The Little Sisters of Eluria
- Cover artwork by Erik Wilson
- Author: Stephen King
- Language: English
- Series: The Dark Tower
- Genre: Fantasy
- Published in: Legends (1st release) Everything's Eventual
- Publication date: 1998
- Publication place: United States
- Media type: Print (Hardcover)
- Followed by: The Gunslinger

= The Little Sisters of Eluria =

Novella by Stephen King

The Little Sisters of Eluria is a fantasy novella by American writer Stephen King. It was originally published in 1998 in the anthology Legends. In 2002, it was included in King's collection Everything's Eventual. In 2009, it was published together with the revised edition of The Dark Tower: The Gunslinger by Grant in a limited edition of 4,000 numbered copies of the Artist Edition signed by illustrator Michael Whelan and 1,250 numbered copies of the Deluxe Edition signed by Whelan and Stephen King. Both editions contain Whelan's additional new illustrations for The Gunslinger.

==Plot summary==
The tale features Roland of Gilead, whose quest for the Dark Tower is in its infancy; its events precede those of the body of the Dark Tower series, but occur after Roland's experiences in Mejis, as chronicled in The Dark Tower IV: Wizard and Glass. At the time of telling he is accompanied by a horse and is already following Walter o'Dim, the Man in Black. He plans to eventually buy another horse, or perhaps a mule, which ties in with the events at the beginning of The Dark Tower: The Gunslinger.

Roland and his horse arrive at a deserted village, Eluria, where they encounter a feral dog bearing a cross-shaped spot in its fur attempting to eat a dead body. Roland scares it off, and while looking over the corpse, finds a rectangular medallion. Roland takes it and is immediately attacked and rendered unconscious by a group of slow mutants. He later awakens in a hospital marquee run by a strange group of nuns. Calling themselves The Little Sisters, they use tiny bug-like creatures they call "doctors" to heal his severe injuries. Roland slowly discovers the Sisters are actually vampires, who bring stray survivors back to their "hospital" only to feed on them once they've recovered.
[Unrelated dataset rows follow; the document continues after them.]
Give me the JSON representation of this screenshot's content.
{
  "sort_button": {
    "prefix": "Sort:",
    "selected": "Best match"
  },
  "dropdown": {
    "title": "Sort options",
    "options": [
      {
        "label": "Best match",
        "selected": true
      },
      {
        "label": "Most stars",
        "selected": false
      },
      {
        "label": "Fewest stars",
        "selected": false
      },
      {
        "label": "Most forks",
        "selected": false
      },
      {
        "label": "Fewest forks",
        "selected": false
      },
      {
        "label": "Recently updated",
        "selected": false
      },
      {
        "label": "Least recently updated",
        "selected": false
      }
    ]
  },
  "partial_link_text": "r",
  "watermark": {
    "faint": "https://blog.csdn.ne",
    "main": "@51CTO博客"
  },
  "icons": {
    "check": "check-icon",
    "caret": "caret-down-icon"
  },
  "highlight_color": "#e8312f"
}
The medallion Roland took from the dead body in the village proves to be a sort of holy protection from them. He notices another "patient" next to him who bears a matching medallion, and Roland comes to learn that the dead man whose medallion he removed is the brother of his fellow patient. Roland's wounds are eventually healed, but he is powerless to escape from his malevolent benefactors, who keep him weakened with potions. One of the Sisters, Sister Jenna, reveals to Roland that she had involuntarily joined the others and longs to leave them. She sneaks a dose of a powerful herb to Roland, which counteracts the weakening potions, and he slowly regains his strength until they are ready to escape. The Sisters bring one of the mutants to the hospital to remove the medallions from Roland and the patient next to him, since the Sisters are unable to touch the medallions themselves. The mutant realizes the Sisters will most likely kill him after he has removed the medallions, so he removes the medallion from the patient next to Roland and slashes the patient's neck open. The sight of gushing blood incites the Sisters into a feeding frenzy, allowing the mutant to escape and Roland to retain his medallion. The next night, Roland and Sister Jenna initiate their escape, but the other Sisters try to stop them. Sister Jenna reveals an ability to command the "doctors", who provide a diversion. Their leader, Great Sister Mary, soon catches up with them, but is attacked and killed by the same cross-bearing dog Roland first encountered. Roland and Sister Jenna declare love for each other, but Jenna disintegrates into what may have been her natural state, the tiny doctors, while Roland is asleep.

Roland allows himself a moment of sorrow – before his quest for Walter (and ultimately the Tower) continues, once again "quite alone".

==The Dark Tower==
In The Dark Tower V: Wolves of the Calla (2003), Roland mentions Sister Jenna, noting that after Susan Delgado there was only one woman of note.

In The Dark Tower VI: Song of Susannah (2004) and The Dark Tower VII: The Dark Tower (2004), the "doctor" bugs make another appearance in the Dixie Pig restaurant. The vampires and Low Men receive Mia/Susannah shortly afterward in the Arc 16 Experimental Station, where Sayre threatens Dr. Scowther. It is indicated in The Dark Tower VII: The Dark Tower on pg. 654 that the Mid-World creatures known as "throcken" or "billy-bumblers" are natural predators of these insects, in the statement: "ever had [billy-bumblers'] kind stood enemy to theirs".

In the novel Black House (2001), there is a mention of the "Little Sisters" after Jack Sawyer flips to the territories with Judy's twinner.